Cet ordre spirituel impliquait le respect des autorités religieuses, morales, politiques et intellectuelles. Une surveillance et une censure plus ou moins étroite s'exerçaient sur les écrits ou sur les paroles, pour dénoncer tout ce qui semblait une injure à Dieu, au roi ou aux bonnes mœurs. Les idées hétérodoxes - voire toute nouveauté - pouvaient être condamnées. En effet, le respect du passé, de la tradition, de la coutume était également enraciné. La complexité de l'Ancien Régime réside dans le fait que les institutions ou les édits nouveaux ne supprimaient pas forcément les réalités anciennes mais s'ajoutaient à elles. Cet enchevêtrement, parfois inextricable, était une véritable providence pour qui savait le démêler - en particulier les savants juristes -, ou simplement s'en accommoder. En défendant des droits acquis dans le passé, une province, une ville, un bourg, une communauté, un « corps », un métier, défendaient souvent des privilèges, droits dont d'autres ne jouissaient pas : exemptions de taxes, « franchises » municipales ou « libertés » provinciales. Ainsi, l'Ancien Régime ne connaissait guère la liberté, mais il fut le conservateur et le protecteur de nombre de libertés.
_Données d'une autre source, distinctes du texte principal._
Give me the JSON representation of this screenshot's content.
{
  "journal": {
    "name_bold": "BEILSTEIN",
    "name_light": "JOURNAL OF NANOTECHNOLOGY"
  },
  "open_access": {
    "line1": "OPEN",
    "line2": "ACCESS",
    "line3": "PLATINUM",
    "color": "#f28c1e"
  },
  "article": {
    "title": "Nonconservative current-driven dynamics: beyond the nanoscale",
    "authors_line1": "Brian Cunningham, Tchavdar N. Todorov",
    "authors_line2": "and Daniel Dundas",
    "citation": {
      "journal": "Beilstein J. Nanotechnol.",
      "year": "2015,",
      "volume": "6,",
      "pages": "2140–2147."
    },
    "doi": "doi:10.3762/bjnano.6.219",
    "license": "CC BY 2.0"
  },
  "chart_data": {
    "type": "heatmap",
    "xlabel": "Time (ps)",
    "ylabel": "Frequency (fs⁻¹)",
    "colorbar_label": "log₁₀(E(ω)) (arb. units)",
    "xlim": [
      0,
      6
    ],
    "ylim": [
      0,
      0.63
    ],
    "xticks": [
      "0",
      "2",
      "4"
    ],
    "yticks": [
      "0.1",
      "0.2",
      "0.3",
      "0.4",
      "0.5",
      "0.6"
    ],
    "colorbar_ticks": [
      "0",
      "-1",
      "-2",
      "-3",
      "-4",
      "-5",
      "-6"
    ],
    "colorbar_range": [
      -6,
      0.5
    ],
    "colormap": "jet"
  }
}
Le roi comme arbitre suprême.

• L'Ancien Régime signifiait surtout une organisation des pouvoirs, un ordre politique, fondés sur la monarchie de droit divin : les Français étaient les « sujets » d'un roi, et ce mot même indique qu'ils lui devaient obéissance. Toute l'autorité émanait d'une seule source, le roi, qui, depuis le Moyen Âge, était considéré comme empereur en son royaume et ne reconnaissait aucune puissance au-dessus de lui, sinon Dieu. Son autorité se renforça par le biais de la construction de l'État, c'est-à-dire d'une administration bien structurée, étoffée et efficace, mais aussi par l'affirmation de la souveraineté royale après l'épreuve des guerres de Religion : le roi était l'arbitre suprême autant que le dispensateur de toute justice, le créateur de toute loi et le défenseur du royaume. Il n'existait pas de texte constitutionnel ; il y avait néanmoins des lois fondamentales, fruits de l'histoire.
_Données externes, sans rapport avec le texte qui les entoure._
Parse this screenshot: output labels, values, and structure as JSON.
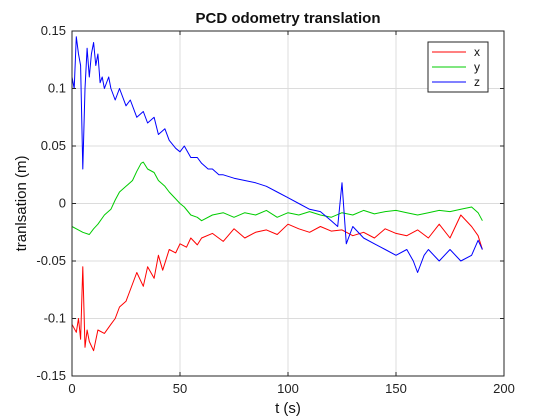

Mais la puissance publique était largement déléguée. D'une part, des offices avaient été créés, qui, avec le temps, étaient devenus vénaux et héréditaires. D'autre part, des commissions temporaires et précises avaient favorisé l'installation d'intendants dans les provinces, qui, devenus « les yeux et les oreilles du prince », amplifièrent l'unification, la modernisation et la centralisation du royaume. L'État prit ainsi une place centrale et un poids particulier dans la vie du royaume, ce qui fit la singularité du « modèle » français d'administration.

Cet État s'était renforcé à travers les guerres, qui avaient impliqué la création d'une armée permanente, donc de l'impôt permanent. Les conflits tout au long du XVIIe siècle avaient entraîné un bond quantitatif de l'impôt royal, qui n'avait pas été accepté sans révoltes ni tensions. Il avait été collecté, pour la taille, dans le cadre traditionnel des paroisses et, pour les impôts indirects surtout, avec le concours intéressé de financiers liés à la couronne. À son tour, il avait permis le développement de l'action monarchique. Pourtant, la monarchie se montra incapable de transformer durablement sa fiscalité, en raison même des divers privilèges octroyés, et elle ne disposa pas des méthodes et des institutions financières qui existaient en Hollande ou en Angleterre. Ainsi, la crise des finances publiques fut à l'origine de la réunion des états généraux en 1789.